Lone Star '29'
The Lone Star '29' drag racing event is free and a part of your event registration fee. You will be required to have your drag strip ticket(s) that you will receive at registration at the hotel to get into the race track as a spectator and/or a racer. We will leave the Sheraton Grand DFW Airport Hotel in a caravan on Friday May 27th at 7:30PM SHARP, this after the scheduled free Pool Party Hamburger/Hot Dog event at the hotel. We will caravan as a group to prevent anyone from getting lost who are not familiar with the area where the race track is located. It is approximately a 30 minute drive to the the race track. A map will also be in the Lone Star '29' event Program that you receive at Registration.
The Lone Star '29' Classic Chevy Convention Drag Racing Event is a single elimination drag race for Lone Star '29' registered participants ONLY. The race features a bracket racing format that allows drivers in ANY AND ALL types of Classic Chevy's, including full race cars and daily drivers, to participate. A two bracket event will be used to insure cars will be competing on a more equal basis against one another. The goal of the event is to provide a racing venue for Lone Star '29' entrants who want to have fun and see what their car can do on the drag strip.
There will be two
BRACKET 2: 8.60
seconds or slower
Time trials begin as soon as possible once we arrive at the track. Each car will be given 2 time trial runs. Eliminations will begin after the completion of time trials.
A bracket drag race is a straight-line acceleration contest between two cars, usually starting at different times determined by your 'dial in', from a standing start over a specified distance, in this event an eighth of a mile. Racers line up in front of a countdown device, called a Christmas Tree. When they leave the starting line, timers record how long it takes to reach the finish line. This is called elapsed time, or ET for short. Speed is recorded in the last 66 feet of the racing course and is called the Top speed for the run. A typical Tri Five Chevy should expect a top speed of 70-80 mph in the eighth mile.
When you are bracket racing against another car, your car will be placed in a bracket based on the elapsed time of your car. Top speed is not a factor in bracket racing.

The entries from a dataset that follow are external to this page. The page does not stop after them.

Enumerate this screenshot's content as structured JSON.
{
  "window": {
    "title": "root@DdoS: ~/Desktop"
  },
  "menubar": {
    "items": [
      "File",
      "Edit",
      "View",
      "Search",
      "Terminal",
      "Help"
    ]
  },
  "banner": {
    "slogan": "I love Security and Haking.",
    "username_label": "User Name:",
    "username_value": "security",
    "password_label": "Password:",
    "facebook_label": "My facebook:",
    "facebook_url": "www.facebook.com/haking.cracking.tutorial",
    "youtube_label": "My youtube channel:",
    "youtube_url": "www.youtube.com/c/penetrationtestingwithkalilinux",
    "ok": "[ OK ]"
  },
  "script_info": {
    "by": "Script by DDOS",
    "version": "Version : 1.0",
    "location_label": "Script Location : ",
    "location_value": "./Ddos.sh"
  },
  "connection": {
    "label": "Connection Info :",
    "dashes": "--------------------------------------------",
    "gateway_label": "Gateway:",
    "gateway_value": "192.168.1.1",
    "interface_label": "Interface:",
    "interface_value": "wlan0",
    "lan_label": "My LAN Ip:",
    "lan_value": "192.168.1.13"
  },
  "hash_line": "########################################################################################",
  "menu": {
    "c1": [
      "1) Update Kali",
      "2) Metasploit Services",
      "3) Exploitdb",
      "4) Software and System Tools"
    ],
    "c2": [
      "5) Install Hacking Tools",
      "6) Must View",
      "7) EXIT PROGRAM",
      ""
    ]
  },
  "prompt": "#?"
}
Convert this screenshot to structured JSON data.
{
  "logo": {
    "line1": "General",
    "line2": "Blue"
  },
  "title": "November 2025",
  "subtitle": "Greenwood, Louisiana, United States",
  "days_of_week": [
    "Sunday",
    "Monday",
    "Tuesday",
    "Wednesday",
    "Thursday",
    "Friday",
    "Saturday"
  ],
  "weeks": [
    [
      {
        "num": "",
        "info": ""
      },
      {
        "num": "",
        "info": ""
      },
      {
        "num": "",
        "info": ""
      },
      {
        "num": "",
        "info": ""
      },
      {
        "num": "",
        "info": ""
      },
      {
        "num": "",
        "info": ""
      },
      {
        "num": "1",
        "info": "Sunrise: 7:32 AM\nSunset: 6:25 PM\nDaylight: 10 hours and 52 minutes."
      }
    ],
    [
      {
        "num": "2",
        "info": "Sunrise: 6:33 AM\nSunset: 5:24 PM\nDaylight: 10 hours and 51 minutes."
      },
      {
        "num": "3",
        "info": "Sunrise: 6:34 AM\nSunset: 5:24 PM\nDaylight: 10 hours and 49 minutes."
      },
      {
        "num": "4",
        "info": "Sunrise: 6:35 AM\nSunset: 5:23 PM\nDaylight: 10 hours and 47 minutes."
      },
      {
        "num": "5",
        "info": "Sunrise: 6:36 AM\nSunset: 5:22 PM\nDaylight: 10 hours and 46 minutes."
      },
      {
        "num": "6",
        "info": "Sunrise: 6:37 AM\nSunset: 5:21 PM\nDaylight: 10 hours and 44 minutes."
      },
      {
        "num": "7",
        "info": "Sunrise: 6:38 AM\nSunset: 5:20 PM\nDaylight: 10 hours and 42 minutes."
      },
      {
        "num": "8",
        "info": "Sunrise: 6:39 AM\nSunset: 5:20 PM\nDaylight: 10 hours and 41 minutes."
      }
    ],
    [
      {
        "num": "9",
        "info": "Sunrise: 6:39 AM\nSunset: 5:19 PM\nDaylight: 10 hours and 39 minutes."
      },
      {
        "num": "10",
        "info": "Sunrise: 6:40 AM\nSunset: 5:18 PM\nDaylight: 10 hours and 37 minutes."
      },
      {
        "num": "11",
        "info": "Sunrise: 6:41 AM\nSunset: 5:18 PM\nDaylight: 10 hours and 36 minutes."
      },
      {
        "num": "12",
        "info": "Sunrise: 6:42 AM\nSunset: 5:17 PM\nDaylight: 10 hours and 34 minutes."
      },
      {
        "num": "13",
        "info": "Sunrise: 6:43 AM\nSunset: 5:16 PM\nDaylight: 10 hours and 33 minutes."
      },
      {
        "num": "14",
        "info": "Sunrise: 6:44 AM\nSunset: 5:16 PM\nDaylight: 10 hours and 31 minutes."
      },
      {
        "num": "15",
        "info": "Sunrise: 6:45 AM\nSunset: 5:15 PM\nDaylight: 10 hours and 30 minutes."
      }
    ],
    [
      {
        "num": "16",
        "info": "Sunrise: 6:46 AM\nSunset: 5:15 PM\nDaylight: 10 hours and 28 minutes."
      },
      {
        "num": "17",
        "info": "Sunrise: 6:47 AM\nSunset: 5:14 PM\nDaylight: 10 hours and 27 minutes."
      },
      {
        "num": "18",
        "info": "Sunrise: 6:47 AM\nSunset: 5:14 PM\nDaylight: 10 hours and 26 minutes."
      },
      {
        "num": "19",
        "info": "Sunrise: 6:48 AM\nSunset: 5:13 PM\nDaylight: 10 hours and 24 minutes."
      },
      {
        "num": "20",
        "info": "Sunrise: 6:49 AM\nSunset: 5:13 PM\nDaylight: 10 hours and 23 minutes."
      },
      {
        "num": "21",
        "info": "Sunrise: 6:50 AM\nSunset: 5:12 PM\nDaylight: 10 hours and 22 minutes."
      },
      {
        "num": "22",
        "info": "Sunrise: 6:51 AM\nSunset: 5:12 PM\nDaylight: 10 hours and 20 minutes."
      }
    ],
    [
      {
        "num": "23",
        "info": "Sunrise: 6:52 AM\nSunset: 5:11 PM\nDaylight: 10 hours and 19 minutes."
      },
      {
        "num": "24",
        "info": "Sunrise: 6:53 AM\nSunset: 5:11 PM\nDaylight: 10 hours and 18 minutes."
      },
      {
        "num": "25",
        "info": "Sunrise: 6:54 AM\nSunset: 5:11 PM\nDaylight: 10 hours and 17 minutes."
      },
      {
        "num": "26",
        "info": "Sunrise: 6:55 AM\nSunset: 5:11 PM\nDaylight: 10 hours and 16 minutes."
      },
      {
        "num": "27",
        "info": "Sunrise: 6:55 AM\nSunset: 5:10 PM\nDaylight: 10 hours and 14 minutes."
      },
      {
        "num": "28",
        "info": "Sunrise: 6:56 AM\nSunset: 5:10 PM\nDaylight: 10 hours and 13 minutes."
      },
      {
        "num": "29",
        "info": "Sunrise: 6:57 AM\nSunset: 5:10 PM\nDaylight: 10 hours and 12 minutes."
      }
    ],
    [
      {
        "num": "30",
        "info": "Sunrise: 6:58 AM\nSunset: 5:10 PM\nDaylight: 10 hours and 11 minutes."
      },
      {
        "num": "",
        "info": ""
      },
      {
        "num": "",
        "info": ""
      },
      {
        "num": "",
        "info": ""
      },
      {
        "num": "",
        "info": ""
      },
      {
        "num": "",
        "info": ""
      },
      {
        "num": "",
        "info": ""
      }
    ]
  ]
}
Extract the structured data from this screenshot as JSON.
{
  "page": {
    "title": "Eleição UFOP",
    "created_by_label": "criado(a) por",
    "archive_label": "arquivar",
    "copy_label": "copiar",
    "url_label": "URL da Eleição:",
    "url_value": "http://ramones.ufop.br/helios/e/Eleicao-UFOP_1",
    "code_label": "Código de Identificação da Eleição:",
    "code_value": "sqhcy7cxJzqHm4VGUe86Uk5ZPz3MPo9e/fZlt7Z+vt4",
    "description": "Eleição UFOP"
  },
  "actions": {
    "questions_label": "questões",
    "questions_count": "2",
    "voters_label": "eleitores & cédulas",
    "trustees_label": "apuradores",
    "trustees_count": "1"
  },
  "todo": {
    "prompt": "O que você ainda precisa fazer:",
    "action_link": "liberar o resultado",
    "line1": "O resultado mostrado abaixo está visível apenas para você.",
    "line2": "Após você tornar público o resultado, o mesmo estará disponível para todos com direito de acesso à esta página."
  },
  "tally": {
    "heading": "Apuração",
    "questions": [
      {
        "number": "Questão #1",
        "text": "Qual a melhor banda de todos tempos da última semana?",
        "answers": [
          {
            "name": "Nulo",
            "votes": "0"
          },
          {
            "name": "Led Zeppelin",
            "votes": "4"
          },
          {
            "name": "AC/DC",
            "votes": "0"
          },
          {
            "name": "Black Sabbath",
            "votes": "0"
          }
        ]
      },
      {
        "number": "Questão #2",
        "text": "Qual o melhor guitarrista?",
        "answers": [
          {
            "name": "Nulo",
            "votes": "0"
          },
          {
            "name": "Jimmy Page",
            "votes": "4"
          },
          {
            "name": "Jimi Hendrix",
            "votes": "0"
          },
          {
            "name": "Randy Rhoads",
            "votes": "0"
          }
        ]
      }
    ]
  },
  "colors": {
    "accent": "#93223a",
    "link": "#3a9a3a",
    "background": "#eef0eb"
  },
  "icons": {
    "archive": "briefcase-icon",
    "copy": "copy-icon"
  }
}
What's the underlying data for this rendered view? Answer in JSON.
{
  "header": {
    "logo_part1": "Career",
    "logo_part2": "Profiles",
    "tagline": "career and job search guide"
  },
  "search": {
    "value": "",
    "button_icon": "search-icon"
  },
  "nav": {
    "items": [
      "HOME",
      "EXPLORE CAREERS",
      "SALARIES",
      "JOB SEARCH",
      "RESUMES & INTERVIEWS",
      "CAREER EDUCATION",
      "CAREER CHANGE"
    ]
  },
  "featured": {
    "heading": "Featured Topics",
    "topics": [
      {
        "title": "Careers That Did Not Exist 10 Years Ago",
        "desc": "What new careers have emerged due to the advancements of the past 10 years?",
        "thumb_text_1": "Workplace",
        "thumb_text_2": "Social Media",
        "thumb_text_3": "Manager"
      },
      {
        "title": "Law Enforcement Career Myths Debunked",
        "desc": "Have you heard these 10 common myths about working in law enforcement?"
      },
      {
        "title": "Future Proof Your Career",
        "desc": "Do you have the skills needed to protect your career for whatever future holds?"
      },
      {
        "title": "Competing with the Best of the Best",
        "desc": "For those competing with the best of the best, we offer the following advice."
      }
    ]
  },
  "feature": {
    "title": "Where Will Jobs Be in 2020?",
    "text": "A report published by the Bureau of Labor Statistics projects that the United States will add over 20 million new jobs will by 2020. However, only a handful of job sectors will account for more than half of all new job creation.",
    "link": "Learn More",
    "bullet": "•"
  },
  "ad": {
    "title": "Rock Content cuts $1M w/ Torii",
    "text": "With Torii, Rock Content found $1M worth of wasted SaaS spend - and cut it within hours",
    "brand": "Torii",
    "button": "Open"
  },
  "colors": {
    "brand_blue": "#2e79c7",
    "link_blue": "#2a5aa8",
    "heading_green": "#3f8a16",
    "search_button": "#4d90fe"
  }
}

For eliminations, you will need to determine how quick you think your car will be in an eighth mile race. This is called the dial-in. This estimate is determined in the Time Trials, where you will be allowed two runs to practice and determine what Elapsed Time your car will run and result in your dial-in. This estimated ET (or dial-in) is indicated on the windows of the car with a washable marker (markers will be available at the track). During the actual eliminations, when you are matched up with another car, the dial-ins are compared and the slower car is given a head start (handicap) equal to the difference between the two. This is factored into the Christmas Tree starting system. To win, you want to leave as close to the green light as possible without red lighting (leaving before the green light) and run as close to your dial-in as possible without going quicker, or “breaking out.”
You can also win if both cars run quicker than the dial-ins and you are closest to your dial-in. If both you and your opponent get down the track exactly at your dial-in or have the same breakout, the driver who reacted quickest to the Christmas Tree – called reaction time, or RT – wins the race. The reaction time is independently measured as the time it takes you to react to the green light and does not affect your elapsed time; both are independently measured and provided to you when you are coming off the track to the pits after each run.
For example, if car 'A' has a 10.50 second dial-in and Car 'B' has an 11.25 second dial-in, a .75 second head start is factored into the Christmas Tree starting system for Car 'B' by the control tower. At the end of the race, Car 'A' runs 10.55 seconds, Car 'B' runs 11.35 seconds. Car 'A' wins because it ran closest to its dial-in without breaking out (assuming both leave equally at their green light starts).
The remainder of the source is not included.